In response to this assumption of her client’s guilt by the judge, Poindexer objected to Hollomon broadening the scope of the hearing. In order to counteract the narrative that the Commonwealth presented, Poindexer provided her client’s own version of events.
However, she said she didn’t want to reveal Carter’s legal strategy before the actual trial.
Judge Says Victim Deserves His Injuries
Judge Cheek was not swayed by Poindexer’s perspective on the events of Dec. 31. In fact, he told the defendant that it didn’t matter to him whether the assaults his lawyer described are true or not.
“Even if the facts that Ms. Poindexer says are true, I don’t know if it’s relevant,” Cheek said.
According to the judge, Carter should actually count himself and his three bullet wounds lucky. He praised Richmond police for their restraint in only shooting him three times in the back.
“He could have been killed but for responsible police behavior,” said Cheek.
Looking at a person in a cast and with bullet wounds only a few days old, the judge told Carter that he deserved what happened to him because he had a gun in the car.
“He earned his pain,” Cheek said.
In another bizarre twist, after hours of berating Carter’s family and shouting over his defense counsel, Cheek abruptly ended the hearing by granting him bond.

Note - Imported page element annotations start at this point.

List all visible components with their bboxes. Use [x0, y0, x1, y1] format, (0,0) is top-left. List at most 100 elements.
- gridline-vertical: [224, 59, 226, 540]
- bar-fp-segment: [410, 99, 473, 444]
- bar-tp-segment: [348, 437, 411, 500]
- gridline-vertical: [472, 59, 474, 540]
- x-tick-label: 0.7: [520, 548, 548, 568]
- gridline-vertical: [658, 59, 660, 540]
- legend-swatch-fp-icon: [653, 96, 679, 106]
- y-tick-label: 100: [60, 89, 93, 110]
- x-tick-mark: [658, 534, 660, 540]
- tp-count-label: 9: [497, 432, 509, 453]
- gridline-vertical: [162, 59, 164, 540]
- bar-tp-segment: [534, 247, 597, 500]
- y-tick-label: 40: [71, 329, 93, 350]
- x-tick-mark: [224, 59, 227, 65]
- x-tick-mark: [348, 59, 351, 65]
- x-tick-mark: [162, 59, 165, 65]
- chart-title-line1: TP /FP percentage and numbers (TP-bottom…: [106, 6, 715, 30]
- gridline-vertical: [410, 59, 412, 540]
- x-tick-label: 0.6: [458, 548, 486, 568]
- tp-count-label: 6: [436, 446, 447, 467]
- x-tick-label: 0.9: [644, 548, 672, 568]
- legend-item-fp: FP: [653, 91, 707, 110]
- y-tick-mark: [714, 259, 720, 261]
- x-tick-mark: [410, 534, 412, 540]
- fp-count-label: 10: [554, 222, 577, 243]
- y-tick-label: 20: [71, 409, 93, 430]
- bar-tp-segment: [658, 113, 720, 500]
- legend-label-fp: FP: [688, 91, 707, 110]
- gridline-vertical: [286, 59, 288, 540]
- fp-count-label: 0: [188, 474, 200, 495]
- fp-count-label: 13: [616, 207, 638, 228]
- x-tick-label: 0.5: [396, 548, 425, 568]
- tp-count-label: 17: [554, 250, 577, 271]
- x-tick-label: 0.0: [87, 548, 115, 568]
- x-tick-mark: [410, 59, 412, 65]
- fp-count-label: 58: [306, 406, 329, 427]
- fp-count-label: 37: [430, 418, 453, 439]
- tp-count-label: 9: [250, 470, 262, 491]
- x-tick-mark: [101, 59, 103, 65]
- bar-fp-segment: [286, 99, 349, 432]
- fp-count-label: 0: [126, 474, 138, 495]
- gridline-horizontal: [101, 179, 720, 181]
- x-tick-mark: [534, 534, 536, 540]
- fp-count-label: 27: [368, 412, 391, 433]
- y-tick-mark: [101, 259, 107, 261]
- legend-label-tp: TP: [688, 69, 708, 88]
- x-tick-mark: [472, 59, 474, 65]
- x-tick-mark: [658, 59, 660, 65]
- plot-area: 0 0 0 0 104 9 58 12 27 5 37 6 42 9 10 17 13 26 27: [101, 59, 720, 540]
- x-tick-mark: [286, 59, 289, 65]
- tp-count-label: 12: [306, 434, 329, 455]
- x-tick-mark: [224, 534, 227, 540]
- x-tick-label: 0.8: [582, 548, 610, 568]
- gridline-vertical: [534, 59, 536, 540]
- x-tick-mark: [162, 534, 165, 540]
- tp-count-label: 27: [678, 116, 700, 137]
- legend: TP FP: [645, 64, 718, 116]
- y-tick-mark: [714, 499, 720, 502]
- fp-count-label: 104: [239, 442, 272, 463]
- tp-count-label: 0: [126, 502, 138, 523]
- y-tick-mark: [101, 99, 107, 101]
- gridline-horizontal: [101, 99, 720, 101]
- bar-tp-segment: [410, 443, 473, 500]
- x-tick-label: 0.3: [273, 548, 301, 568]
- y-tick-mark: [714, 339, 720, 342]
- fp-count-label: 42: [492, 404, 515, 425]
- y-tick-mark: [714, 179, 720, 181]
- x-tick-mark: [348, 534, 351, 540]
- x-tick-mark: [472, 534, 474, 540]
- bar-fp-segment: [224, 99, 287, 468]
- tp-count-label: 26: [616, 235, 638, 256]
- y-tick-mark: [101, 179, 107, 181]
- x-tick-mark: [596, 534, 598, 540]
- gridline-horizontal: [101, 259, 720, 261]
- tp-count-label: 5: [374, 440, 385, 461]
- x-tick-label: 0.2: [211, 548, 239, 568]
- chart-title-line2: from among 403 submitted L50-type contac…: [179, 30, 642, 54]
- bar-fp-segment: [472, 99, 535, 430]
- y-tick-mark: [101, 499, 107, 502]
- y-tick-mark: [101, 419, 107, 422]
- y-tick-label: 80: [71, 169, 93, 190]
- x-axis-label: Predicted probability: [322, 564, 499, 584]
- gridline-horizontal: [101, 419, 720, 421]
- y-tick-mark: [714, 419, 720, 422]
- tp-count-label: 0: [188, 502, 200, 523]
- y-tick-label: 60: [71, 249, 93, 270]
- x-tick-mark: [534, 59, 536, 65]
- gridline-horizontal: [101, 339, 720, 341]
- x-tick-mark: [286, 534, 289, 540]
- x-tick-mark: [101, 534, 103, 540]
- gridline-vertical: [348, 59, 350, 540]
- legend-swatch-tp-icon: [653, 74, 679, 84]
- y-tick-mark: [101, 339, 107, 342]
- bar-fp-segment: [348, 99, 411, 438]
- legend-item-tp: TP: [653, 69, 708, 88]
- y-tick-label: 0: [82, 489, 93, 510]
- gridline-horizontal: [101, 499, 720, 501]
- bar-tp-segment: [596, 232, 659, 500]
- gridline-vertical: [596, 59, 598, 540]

Carter now has a personal reconnaissance bond of $20,000. With a personal recognizance bond, the family does not have to pay upfront, but must pay the entire sum if the defendant does not appear in court.
The court put Carter under house arrest until his next hearing date on Jan. 28.
The Richmond Police officer who shot Carter, Ja-Ontay Wilson, is on administrative leave while the incident is under investigation by the Officer Involved Investigation Team.